The economy of the 16 countries that use the euro grew by 0.2 percent during the first quarter compared with the previous three-month period, despite another big drop in output in debt-laden Greece, official figures showed Friday.
The first quarter data from the EU's statistics agency Eurostat were unrevised from the previous prediction, with Germany growing by 0.2 percent and France by 0.1 percent.
However, Eurostat now says that the euro zone economy actually grew by 0.1 percent in the last quarter of 2009, against its previous forecast of zero growth.
That means that the euro zone has now grown for three straight quarters following the deepest and longest recession in decades. The growth has mainly come from a build-up in stock levels following the recession, while the bad weather seen in large parts of the euro zone in the first three months of the year kept a lid on consumer spending.

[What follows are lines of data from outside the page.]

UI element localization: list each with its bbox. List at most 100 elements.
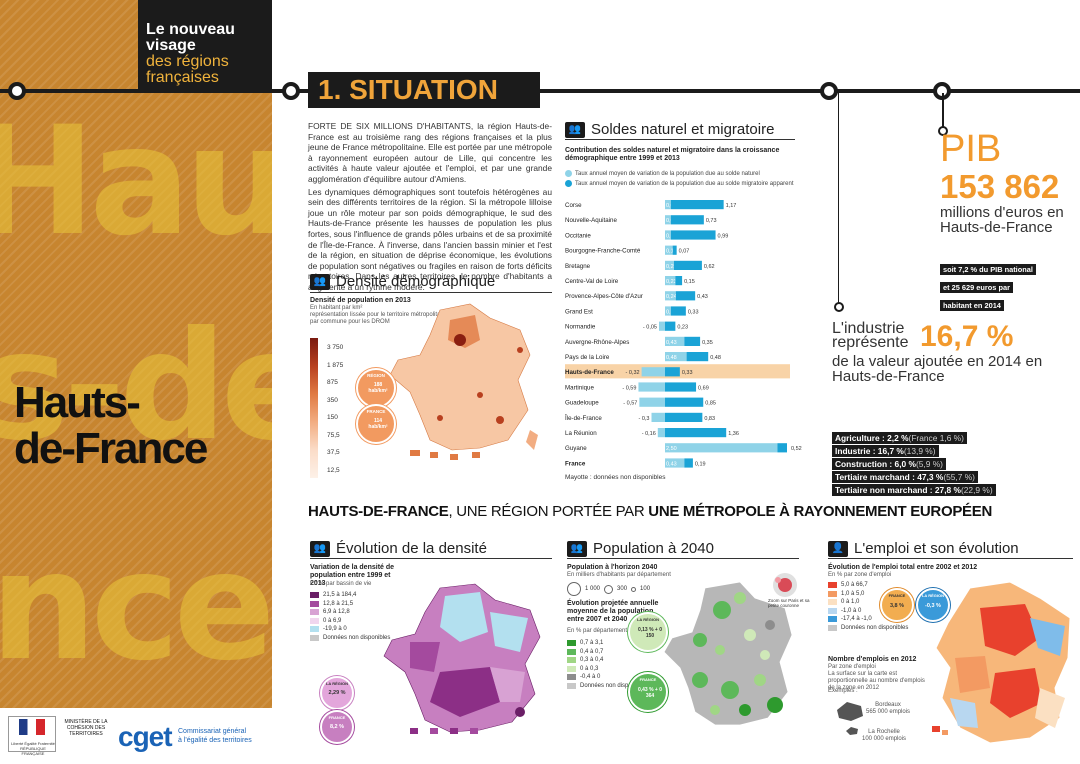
bar-natural [665,245,673,255]
bar-natural-label: 0,23 [666,279,677,285]
category-label: Corse [565,202,582,209]
size-circle [631,586,637,592]
employment-sub: En % par zone d'emploi [828,572,892,578]
bar-migratory-label: 0,85 [705,401,716,407]
bar-natural [665,306,671,316]
region-name: Hauts- de-France [14,378,208,473]
density-legend-bar [310,338,318,478]
density-legend-label: 1 875 [327,361,344,369]
bar-natural [651,412,665,422]
legend-swatch [310,592,319,598]
connector-dot [834,302,844,312]
employment-title: 👤 L'emploi et son évolution [828,540,1019,557]
bar-migratory [671,230,716,240]
industry-text: L'industrie représente [832,320,909,351]
section-subtitle: HAUTS-DE-FRANCE, UNE RÉGION PORTÉE PAR U… [308,503,992,520]
bar-natural [639,397,665,407]
intro-text: FORTE DE SIX MILLIONS D'HABITANTS, la ré… [308,121,552,292]
bar-natural-label: 0,48 [666,355,677,361]
category-label: Grand Est [565,308,593,315]
bar-natural-label: - 0,57 [623,401,637,407]
bar-natural [665,458,685,468]
legend-row: 0,4 à 0,7 [567,648,603,655]
bar-migratory-label: 0,62 [704,264,715,270]
legend-row: 12,8 à 21,5 [310,600,353,607]
legend-swatch [828,599,837,605]
bordeaux-label: Bordeaux 565 000 emplois [866,702,911,715]
divider [828,558,1073,559]
bar-migratory-label: 0,33 [688,309,699,315]
bar-natural-label: - 0,32 [626,370,640,376]
category-label: Hauts-de-France [565,369,614,376]
category-label: Bretagne [565,263,591,270]
density-sub: par commune pour les DROM [310,319,390,325]
bar-migratory-label: 0,07 [679,249,690,255]
legend-row: 5,0 à 66,7 [828,582,868,588]
republic-logo: Liberté Égalité Fraternité RÉPUBLIQUE FR… [8,716,56,756]
category-label: Guadeloupe [565,400,599,407]
bar-natural [659,321,665,331]
category-label: Pays de la Loire [565,354,610,361]
employment-sub2: Par zone d'emploi [828,664,876,670]
legend-natural: Taux annuel moyen de variation de la pop… [565,170,760,177]
category-label: Occitanie [565,232,591,239]
timeline-dot [820,82,838,100]
bar-natural [638,382,665,392]
bar-migratory-label: 0,48 [710,355,721,361]
category-label: Bourgogne-Franche-Comté [565,248,641,255]
bar-migratory-label: 0,33 [682,370,693,376]
legend-row: Données non disponibles [828,624,908,631]
legend-swatch [310,626,319,632]
population-head: Population à l'horizon 2040 [567,564,658,571]
bar-natural-label: 0,2 [666,264,674,270]
bar-migratory [686,352,709,362]
bar-migratory [684,336,701,346]
bar-migratory-label: 0,35 [702,340,713,346]
legend-swatch [567,682,576,689]
sector-item: Tertiaire non marchand : 27,8 % (22,9 %) [832,484,996,496]
density-france-bubble: FRANCE 114 hab/km² [356,404,396,444]
legend-swatch [310,600,319,607]
bar-migratory [671,200,724,210]
legend-swatch [567,657,576,663]
bar-natural [665,260,674,270]
evolution-france-bubble: FRANCE 8,2 % [320,710,354,744]
section-title: 1. SITUATION [308,72,540,108]
density-title: 👥 Densité démographique [310,273,495,290]
density-sub: En habitant par km² [310,305,363,311]
la-rochelle-shape [846,727,858,735]
industry-pct: 16,7 % [920,320,1014,353]
cover-panel: Haut s-de-F nce Le nouveau visage des ré… [0,0,272,708]
legend-migratory: Taux annuel moyen de variation de la pop… [565,180,793,187]
population-sub2: En % par département [567,628,628,634]
people-icon: 👥 [310,540,330,557]
divider [567,558,799,559]
legend-swatch [567,674,576,680]
timeline-dot [8,82,26,100]
category-label: Centre-Val de Loire [565,278,619,285]
bar-migratory [665,412,703,422]
legend-row: -1,0 à 0 [828,607,861,614]
soldes-title: 👥 Soldes naturel et migratoire [565,121,774,138]
bar-natural [657,428,665,438]
bar-natural-label: - 0,05 [643,325,657,331]
bar-migratory [672,245,677,255]
employment-region-bubble: LA RÉGION -0,3 % [916,588,950,622]
bar-migratory [671,215,704,225]
legend-row: 21,5 à 184,4 [310,592,356,598]
cget-name: Commissariat général à l'égalité des ter… [178,728,252,744]
pib-unit: millions d'euros en Hauts-de-France [940,204,1064,236]
cget-logo: cget [118,721,173,752]
legend-swatch [828,607,837,614]
density-legend-label: 350 [327,396,338,404]
bar-natural-label: 2,50 [666,446,677,452]
people-icon: 👥 [310,273,330,290]
legend-row: Données non disponibles [310,634,390,641]
bar-migratory-label: 0,83 [704,416,715,422]
soldes-note: Mayotte : données non disponibles [565,474,666,481]
legend-row: -19,9 à 0 [310,626,347,632]
bar-natural [665,443,778,453]
bar-migratory [684,458,693,468]
population-region-bubble: LA RÉGION 0,13 % + 0 150 [628,612,668,652]
timeline-dot [282,82,300,100]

Despite an increase in exports as a result of the pickup in global trade and the fall in the value of the euro, imports rose by even more, meaning that net trade acted as a drag on growth.
The tepid recovery in the euro zone contrasts with that of the U.S. and Japan, which saw output rise by 0.8 percent and 1.2 percent in the first quarter respectively, according to Eurostat.
Analysts remain skeptical that the euro zone will be able to pick up at the rate of its main economic competitors, not least because of the debt problems afflicting a number of countries, most notably Greece, which came close to defaulting on its debt.
Eurostat confirmed that Greece's economy shrank by 0.8 percent in the first quarter but that Spain crawled out of recession with 0.1 percent growth.
"Household spending and investment both fell and with growing signs that the announced fiscal austerity measures are beginning to hit business and consumer confidence, a near term pickup seems fairly unlikely," said Ben May, European economist at Capital Economics.
An unemployment rate of around 10 percent in the euro zone is hardly conducive to a marked improvement either.
"There is justifiably concern over the ability of exports alone to drive growth and stimulate employment in the longer term," said Owen James, an economist at the Centre for Economic and Business Research.
"It is likely that growth in the euro zone is going to remain very weak over the course of 2010 and 2011 and as such we do not expect any rise in interest rates this year," James added.
For the wider EU, which includes non-euro members such as Britain and Sweden, economic output in the first quarter was also left unrevised at 0.2 percent.
On an annual basis, euro zone economic growth was 0.6 percent, slightly higher than the wider EU's 0.5 percent rate.